Monday, December 10, 2007

Does My Marketing Suck?

I've long believed that you can tell a lot about a company's fortunes, both present and future, from their marketing campaigns. Case in point: Apple. I'm far from the first person to say that their "Get a Mac" ad campaign is brilliant - both brilliantly conceived and brilliantly executed. But I may be the first person to have recommended to their friends and family that they buy Apple shares upon seeing that campaign. Why? Not just 'cuz it's brilliant. Also because of what it says about their growth strategy - namely through increased desktop and laptop sales at the expense of Microsoft. And anyone familiar with the desktop/laptop market knows that, about a year ago when Apple launched those ads, they had less desktop share than Linux, which is really saying something. So, there was a lot of room to grow - no place but up, really. After posting the biggest gains of any computer maker in the last couple quarters, Apple is up to somewhere between 3 and 5%, depending on which analyst report you look at, and their stock is up 125% since Oct. 2006.

Is it all because of the ad campaign? No, it also has to do with the blockbuster success of the high-volume iPod and iPhone, and the brand affinity these products have engendered. The Get a Mac campaign turned this reinvigorated awareness of and affinity towards the Apple brand into Mac sales - I'll say it again - Brilliant!

Similarly, sometimes you can tell when a company is getting a little bit desperate by their campaigns. Take the following banner ad, for example, which I saw running on SourceForge recently.

I don't know if / why your monitoring software sucks, Hyperic, but I'll be happy to tell you why I think this ad does.
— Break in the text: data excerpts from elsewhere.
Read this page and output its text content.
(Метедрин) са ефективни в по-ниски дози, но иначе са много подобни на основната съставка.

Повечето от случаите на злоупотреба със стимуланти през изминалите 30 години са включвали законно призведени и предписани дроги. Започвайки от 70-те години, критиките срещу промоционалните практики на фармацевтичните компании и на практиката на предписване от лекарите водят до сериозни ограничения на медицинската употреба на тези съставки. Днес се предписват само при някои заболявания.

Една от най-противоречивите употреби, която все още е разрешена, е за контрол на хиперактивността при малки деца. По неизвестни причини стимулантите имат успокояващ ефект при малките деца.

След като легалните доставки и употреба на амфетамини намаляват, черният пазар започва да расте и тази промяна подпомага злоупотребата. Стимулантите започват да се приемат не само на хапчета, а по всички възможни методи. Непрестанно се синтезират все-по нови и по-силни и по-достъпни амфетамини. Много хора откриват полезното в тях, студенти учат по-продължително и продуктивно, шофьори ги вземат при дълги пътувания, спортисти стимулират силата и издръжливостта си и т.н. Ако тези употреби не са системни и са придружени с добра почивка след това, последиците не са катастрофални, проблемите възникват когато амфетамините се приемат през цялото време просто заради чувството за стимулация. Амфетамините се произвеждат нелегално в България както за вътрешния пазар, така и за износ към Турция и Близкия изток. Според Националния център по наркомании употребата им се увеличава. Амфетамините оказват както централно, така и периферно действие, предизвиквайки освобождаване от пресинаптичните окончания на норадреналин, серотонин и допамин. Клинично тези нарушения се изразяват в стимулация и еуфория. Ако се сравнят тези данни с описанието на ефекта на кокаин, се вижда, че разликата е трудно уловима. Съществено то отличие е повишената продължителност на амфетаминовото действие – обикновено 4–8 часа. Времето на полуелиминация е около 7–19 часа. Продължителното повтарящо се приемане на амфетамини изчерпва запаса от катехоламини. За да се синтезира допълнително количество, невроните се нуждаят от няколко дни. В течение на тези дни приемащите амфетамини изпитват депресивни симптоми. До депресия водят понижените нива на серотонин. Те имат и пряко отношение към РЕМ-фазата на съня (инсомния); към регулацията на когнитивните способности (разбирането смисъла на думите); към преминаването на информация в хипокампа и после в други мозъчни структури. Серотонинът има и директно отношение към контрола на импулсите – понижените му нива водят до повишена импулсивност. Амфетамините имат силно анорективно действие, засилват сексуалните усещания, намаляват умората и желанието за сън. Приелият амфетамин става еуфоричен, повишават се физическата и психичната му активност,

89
  1. It's WAY too frontal in at least three ways.
    1. Many sysadmins that see this ad will have had some part in selecting/implementing their current monitoring software, and so they will have some degree of personal and professional investment in it. This makes them unlikely to freely admit that it "sucks," let alone take the time to tell you why just so they can get added to some spam list. It reminds me of how a marketing professor in B-School explained why the "...for Dummies" book series was successful but the me-too "...for Complete Idiots" series flopped. People's egos can handle admitting that they're a Dummy on some subjects, his logic went, but to call oneself a Complete Idiot, that's just too harsh.
    2. In my 10+ years experience in b2b technology marketing, rarely have I seen it pay off to go around poking your competition in the eye. As much as I dislike buzzwords, coopetition is the dominant structural environment in IT, and this kind of junk marketing limits a company's opportunity to collaborate with competitors in areas where it makes sense.
    3. Most enterprise customers really don't like to see vendors bashing each other - it comes off as tres gauche.
  2. It's trying too hard to be cool, though I'll admit the magic 8 ball gimmick is clever. Still, this ad's forced effort to connect with sysadmins reminds me a little of the Splunk t-shirts from a while back that read "Taking the SH out of IT" - which were good for a cheap laugh, but ultimately were too crude to be considered professional.
  3. The voice seems off - to the casual glance, which is all most banner ads get, it looks like they're asking me to tell them why Hyperic sucks (we can start with the Miami Dolphinesque color scheme).
  4. It's too obviously self-serving. Why not just save everyone the time and trouble, Hyperic, and tell us why you think everyone else's monitoring software sucks?
  5. Lastly, and related to the previous, what this ad ultimately is telling the market is that Hyperic thinks its monitoring software is far superior to everyone else's, and that, further, the company just can't understand why the rest of the world doesn't see it the same way. Translation: the rest of the world doesn't see it the same way. Which is why this ad comes off as desperate.